The account of Peters denial of Christ in vs. 69-75 brings the chapter to a close. The trial and crucifixion of Jesus and His internment in the tomb of Joseph of Arimathea takes up most of Ch. 27. The Lord was led away to Pilate that he might receive the sentence of death. Judas in the meantime was filled with remorse. He took the thirty pieces of silver and cast them on the ground before the priests in the temple, v.5, and went out and hanged himself. Pilate found much difficulty in fixing a sentence upon Jesus, which would make Him worthy of death. He finally tried to wash his hands of all responsibility as he literally took a basin of water and in their presence rinsed his hands, v.24. Jesus was finally led out and crucified between two thieves. At the time of His death darkness was over all the land even though it was the brightest time of the day, v.45. The veil of the temple was rent in two from top to bottom, v.51, and certain dead saints arose and appeared to many as god shook the earth with an earthquake, vs. 52-53.The body of Jesus was laid away by His good friends, and a stone was rolled against the entrance to the sepulcher and sealed with the official seal of those in authority. Early in the morning of the first day of the week the watching soldiers were terrified by the appearance of an angel who rolled the stone from the doorway, and sat upon it. They hurried off to the city and reported to the rulers of the Jews what had taken place. Seeing their powerlessness, the priests could do nothing but bribe the men to spread the report that the disciples of Christ had stolen His body while they slept, Ch. 28:2-4, and 11-15. Jesus came forth triumphant over death and met some of His disciples, and arranged with them for the whole group to see Him at an appointed place in Galilee, vs. 9-10.

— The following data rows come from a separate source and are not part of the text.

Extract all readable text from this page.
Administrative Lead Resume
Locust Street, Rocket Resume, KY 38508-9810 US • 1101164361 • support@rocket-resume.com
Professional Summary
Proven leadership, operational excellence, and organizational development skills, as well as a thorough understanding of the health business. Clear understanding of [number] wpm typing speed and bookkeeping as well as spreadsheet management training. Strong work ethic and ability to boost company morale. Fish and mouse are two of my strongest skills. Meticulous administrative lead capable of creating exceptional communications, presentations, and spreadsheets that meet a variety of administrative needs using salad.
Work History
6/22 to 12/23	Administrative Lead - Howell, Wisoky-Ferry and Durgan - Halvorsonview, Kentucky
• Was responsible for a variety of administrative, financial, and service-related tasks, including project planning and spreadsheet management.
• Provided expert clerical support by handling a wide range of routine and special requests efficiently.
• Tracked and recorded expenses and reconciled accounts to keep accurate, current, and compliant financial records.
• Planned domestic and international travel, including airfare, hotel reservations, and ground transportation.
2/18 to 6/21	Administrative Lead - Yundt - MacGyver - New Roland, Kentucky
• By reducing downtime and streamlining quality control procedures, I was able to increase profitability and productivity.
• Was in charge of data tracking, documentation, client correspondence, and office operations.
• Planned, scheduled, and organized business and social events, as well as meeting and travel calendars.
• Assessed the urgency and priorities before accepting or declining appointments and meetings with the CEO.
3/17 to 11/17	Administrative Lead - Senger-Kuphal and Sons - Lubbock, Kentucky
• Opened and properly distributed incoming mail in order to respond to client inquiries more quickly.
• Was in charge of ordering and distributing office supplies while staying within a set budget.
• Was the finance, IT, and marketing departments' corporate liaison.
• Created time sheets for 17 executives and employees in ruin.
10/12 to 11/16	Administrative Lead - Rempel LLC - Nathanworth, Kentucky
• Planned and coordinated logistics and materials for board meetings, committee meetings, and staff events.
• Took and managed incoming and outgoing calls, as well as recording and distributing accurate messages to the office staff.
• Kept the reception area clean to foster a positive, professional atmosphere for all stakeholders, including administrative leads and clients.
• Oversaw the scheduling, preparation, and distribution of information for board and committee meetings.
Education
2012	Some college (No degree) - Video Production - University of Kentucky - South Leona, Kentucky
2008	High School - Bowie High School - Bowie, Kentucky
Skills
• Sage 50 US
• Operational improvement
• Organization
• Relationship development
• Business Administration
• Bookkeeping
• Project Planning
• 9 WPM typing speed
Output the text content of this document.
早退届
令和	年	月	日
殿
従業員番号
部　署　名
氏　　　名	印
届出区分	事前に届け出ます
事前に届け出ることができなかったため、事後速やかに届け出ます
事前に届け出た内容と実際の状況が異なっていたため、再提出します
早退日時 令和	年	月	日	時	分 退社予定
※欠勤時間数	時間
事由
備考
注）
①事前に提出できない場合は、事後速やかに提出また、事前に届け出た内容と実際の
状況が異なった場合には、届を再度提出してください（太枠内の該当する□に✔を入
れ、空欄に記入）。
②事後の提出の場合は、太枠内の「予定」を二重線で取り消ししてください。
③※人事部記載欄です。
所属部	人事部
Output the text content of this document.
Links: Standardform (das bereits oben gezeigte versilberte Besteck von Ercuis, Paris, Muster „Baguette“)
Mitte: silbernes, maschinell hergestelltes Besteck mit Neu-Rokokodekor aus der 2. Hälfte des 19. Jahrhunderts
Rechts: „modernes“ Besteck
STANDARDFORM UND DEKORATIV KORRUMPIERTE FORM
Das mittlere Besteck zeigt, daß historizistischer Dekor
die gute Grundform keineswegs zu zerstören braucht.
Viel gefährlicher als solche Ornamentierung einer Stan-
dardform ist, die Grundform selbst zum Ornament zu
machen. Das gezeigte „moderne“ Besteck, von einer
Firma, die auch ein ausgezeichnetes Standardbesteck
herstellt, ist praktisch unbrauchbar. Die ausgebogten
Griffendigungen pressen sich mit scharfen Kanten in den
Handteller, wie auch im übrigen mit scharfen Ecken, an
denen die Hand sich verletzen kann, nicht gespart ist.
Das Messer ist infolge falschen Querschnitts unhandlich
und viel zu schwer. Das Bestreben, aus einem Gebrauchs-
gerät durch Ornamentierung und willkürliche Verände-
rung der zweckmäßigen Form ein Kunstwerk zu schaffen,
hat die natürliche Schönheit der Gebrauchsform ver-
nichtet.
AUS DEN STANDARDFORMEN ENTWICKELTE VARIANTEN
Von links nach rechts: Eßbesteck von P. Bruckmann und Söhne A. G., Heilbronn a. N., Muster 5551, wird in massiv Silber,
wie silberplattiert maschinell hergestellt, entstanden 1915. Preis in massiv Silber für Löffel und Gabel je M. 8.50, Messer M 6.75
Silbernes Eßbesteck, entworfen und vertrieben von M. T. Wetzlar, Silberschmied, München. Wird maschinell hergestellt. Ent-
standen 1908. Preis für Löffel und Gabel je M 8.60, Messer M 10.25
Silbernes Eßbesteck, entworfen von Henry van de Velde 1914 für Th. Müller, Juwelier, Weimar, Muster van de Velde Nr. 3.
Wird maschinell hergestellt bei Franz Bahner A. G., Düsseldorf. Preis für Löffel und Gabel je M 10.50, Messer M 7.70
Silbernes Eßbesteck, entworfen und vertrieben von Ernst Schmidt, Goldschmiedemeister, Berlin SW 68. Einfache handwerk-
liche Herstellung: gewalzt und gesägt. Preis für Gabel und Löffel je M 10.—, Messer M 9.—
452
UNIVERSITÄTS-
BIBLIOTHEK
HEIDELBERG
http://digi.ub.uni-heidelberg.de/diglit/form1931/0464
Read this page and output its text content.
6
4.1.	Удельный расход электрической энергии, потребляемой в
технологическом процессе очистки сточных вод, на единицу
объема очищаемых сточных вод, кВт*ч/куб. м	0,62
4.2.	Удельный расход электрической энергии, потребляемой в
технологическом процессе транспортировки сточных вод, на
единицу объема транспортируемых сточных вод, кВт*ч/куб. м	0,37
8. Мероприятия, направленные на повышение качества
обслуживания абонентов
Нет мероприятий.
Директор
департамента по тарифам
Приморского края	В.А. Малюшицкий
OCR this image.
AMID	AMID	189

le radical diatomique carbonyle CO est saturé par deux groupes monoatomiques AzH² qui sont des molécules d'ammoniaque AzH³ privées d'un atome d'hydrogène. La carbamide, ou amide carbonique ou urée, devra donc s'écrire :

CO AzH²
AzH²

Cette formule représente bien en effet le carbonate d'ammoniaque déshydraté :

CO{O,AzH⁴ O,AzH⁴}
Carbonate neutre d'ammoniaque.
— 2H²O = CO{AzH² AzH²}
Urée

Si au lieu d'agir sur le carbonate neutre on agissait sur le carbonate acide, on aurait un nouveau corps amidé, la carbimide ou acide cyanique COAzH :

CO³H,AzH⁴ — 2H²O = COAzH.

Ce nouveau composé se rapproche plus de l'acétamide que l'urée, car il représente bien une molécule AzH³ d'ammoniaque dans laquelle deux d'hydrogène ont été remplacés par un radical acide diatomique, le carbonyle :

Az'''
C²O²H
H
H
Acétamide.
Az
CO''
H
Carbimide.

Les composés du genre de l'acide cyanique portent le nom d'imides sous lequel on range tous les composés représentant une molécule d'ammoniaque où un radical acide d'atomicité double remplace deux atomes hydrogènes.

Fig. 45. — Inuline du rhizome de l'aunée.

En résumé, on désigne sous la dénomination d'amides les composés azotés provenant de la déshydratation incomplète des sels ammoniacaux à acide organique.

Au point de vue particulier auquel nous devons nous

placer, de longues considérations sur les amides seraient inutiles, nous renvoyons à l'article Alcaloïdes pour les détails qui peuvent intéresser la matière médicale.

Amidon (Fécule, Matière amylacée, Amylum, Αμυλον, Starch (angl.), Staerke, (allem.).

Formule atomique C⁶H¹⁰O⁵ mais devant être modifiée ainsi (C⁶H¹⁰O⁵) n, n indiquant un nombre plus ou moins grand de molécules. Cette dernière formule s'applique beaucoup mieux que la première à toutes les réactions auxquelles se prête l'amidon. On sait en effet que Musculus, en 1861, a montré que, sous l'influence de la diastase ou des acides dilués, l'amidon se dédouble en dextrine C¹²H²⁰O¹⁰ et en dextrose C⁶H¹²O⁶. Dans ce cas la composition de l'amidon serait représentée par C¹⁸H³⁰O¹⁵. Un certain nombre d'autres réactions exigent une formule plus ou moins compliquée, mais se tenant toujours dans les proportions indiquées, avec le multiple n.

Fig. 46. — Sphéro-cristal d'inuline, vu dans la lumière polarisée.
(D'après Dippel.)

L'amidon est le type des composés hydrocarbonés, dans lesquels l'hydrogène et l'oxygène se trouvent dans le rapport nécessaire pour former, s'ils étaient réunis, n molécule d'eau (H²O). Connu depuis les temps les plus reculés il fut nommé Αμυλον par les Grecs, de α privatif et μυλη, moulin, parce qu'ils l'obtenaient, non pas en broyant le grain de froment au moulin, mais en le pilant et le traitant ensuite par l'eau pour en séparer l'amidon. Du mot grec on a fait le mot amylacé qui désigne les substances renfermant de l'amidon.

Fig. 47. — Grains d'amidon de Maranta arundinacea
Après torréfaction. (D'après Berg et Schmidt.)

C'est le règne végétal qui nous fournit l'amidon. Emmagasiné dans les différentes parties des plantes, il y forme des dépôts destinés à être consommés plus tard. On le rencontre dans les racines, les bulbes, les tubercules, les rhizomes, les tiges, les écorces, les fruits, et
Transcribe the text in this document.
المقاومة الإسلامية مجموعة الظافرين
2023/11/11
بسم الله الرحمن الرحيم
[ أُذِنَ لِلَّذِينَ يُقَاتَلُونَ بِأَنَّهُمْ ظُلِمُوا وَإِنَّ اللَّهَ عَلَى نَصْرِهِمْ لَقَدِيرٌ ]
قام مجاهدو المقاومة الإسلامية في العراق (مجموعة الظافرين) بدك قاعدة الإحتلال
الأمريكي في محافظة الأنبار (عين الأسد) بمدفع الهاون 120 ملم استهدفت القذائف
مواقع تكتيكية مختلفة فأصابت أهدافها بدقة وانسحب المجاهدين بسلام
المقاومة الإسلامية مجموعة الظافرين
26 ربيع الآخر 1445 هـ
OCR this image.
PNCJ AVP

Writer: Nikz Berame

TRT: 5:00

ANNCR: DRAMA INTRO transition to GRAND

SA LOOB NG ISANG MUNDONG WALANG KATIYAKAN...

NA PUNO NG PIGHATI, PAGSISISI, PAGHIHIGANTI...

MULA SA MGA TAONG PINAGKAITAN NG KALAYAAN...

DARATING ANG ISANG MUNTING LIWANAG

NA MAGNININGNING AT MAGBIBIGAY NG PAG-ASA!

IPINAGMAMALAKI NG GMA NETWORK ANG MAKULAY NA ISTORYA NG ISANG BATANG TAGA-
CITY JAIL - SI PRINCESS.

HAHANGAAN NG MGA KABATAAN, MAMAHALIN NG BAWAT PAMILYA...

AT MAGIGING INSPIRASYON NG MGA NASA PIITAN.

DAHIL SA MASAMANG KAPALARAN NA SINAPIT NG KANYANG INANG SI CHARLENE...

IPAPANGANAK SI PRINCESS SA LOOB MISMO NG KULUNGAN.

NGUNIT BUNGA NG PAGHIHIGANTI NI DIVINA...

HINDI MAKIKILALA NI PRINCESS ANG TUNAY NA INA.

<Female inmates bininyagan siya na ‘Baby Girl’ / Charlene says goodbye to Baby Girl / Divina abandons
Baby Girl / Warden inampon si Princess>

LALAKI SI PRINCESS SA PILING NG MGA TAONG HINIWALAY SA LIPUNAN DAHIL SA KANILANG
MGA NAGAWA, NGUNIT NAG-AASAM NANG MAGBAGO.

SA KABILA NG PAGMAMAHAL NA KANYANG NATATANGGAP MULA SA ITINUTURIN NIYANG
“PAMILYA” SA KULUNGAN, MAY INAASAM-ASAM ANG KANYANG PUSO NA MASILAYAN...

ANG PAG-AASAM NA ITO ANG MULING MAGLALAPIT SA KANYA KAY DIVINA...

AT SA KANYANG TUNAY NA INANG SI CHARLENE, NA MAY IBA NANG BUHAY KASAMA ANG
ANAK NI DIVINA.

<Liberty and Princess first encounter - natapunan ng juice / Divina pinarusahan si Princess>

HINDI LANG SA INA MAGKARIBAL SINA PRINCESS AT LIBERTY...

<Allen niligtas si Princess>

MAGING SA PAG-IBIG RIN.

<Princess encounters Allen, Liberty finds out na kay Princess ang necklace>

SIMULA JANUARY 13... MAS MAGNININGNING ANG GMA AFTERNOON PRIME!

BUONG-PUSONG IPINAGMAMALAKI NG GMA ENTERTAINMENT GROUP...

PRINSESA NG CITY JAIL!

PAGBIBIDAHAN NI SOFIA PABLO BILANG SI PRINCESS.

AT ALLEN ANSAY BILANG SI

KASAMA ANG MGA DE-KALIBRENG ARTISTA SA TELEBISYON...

When Jesus and His disciples met in Galilee He told them that all power was given unto Him in heaven and in earth. They were then commissioned to go and teach all nations, and to baptize believers in the name of the Father, and of the Son, and of the Holy Ghost, teaching them to observe all things whatsoever He had commanded them, vs. 16-20. His own presence would be with them, thus making the work a mutual cooperation in service. To all who have answered this call wonderful results have followed their ministry, and to all who will yet make the surrender unto such a service will be granted a like blessing, even His own presence unto the end of the age.